Vorsicht mit Schmerzmedikamenten!

Schmerzmedikamente gegen entzündliche Erkrankungen und Fieber können der Gesundheit gefährlich werden. Sogenannte Nichtsteroidale Entzündungshemmer (NSAID) haben vielfältige Nebenwirkungen und können sogar dem Herzen schaden, warnen Wissenschaftler.

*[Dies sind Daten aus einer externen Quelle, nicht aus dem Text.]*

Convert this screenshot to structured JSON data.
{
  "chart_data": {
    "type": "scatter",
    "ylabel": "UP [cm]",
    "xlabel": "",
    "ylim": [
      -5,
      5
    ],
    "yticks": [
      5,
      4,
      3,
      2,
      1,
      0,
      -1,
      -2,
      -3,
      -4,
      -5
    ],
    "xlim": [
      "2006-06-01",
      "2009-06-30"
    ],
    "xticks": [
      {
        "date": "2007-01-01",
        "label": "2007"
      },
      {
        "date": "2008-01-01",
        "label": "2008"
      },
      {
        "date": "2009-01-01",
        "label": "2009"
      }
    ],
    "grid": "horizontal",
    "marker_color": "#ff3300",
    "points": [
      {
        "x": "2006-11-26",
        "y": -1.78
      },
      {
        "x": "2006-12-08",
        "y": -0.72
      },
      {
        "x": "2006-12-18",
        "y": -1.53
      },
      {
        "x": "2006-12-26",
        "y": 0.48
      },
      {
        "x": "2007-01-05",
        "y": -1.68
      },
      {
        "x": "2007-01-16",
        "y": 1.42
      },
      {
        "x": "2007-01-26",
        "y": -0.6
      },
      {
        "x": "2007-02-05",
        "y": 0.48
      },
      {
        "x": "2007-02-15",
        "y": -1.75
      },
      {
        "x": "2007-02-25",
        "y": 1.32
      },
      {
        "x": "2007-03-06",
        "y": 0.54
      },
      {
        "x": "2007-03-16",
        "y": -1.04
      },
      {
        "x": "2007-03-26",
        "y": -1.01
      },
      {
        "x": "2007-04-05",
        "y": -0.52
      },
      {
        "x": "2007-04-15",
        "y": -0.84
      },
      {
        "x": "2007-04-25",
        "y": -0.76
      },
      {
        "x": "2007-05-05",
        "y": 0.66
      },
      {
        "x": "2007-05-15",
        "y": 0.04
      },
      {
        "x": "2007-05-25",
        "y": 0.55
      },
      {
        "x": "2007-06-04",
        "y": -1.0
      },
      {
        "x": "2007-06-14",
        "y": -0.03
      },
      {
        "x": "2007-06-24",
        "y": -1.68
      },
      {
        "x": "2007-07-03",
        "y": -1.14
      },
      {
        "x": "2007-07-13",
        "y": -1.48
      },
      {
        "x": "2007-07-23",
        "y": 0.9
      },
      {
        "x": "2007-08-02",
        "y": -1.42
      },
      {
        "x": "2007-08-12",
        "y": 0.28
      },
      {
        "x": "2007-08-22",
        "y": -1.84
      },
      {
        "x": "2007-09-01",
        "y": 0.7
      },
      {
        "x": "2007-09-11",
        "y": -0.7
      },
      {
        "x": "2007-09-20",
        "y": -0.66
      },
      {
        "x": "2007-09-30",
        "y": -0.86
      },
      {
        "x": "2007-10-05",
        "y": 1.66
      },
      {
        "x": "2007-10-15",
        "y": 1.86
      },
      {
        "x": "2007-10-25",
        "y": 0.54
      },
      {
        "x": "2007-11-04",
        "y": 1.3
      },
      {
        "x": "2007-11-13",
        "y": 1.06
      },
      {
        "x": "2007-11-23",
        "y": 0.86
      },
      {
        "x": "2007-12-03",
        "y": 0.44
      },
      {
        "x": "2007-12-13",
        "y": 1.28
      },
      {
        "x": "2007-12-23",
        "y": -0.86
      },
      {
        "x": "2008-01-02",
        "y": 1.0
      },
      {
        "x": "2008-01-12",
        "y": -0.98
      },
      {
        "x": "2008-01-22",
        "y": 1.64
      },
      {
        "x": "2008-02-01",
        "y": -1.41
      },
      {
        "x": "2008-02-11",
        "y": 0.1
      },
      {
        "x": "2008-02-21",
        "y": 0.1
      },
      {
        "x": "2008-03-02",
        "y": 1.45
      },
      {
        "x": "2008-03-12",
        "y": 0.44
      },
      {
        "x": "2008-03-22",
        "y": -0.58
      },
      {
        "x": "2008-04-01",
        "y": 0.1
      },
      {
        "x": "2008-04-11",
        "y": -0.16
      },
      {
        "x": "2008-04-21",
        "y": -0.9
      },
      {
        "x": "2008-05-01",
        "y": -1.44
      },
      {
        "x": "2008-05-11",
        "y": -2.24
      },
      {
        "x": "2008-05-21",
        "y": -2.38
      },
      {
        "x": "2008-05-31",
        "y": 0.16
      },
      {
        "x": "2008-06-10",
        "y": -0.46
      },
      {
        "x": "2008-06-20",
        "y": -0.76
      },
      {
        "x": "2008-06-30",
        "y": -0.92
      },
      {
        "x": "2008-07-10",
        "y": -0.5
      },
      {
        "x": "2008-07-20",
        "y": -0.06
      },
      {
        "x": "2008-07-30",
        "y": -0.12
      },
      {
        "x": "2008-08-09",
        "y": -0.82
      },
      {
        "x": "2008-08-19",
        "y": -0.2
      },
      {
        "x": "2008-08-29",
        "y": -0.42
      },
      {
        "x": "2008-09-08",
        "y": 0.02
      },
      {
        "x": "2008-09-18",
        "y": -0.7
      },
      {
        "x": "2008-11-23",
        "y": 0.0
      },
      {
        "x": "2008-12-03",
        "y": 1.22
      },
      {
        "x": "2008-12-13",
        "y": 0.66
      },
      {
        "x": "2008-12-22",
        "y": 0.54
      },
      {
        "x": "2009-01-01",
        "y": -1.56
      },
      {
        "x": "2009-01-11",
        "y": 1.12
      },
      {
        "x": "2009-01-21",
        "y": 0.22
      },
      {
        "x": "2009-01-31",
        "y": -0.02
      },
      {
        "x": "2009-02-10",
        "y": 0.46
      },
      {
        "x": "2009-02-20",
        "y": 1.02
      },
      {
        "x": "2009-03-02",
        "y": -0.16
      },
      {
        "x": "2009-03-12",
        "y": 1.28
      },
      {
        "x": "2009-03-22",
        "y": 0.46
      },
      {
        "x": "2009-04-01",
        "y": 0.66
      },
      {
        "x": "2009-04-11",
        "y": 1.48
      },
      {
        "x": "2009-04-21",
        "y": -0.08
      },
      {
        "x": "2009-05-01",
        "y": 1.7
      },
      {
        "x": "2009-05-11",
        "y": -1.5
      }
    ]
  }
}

Forscher: Individuelles Risiko vor Einnahme der Schmerzmittel prüfen

Häufig angewendete Schmerzmittel wie Ibuprofen oder Diclofenac sind mit häufigen Nebenwirkungen verbunden und sollten nicht langfristig angewendet werden, wenn dies nicht unbedingt nötig ist. Neben der Gefahr von Magengeschwüren kann diese Sorte von Medikamenten auch den Blutdruck erhöhen. Die oftmals bei rheumatischen Erkrankungen eingesetzten NSAID sind unter Umständen auch für das Herz gefährlich, weiß Morton Schmidt der Aarhus University. Da jährlich etwa 15 Prozent der Bevölkerung in den westlichen Ländern ein Rezept über die Schmerzmedikamente erhalten, ist die Kenntnis zu möglichen Nebenwirkungen sehr wichtig.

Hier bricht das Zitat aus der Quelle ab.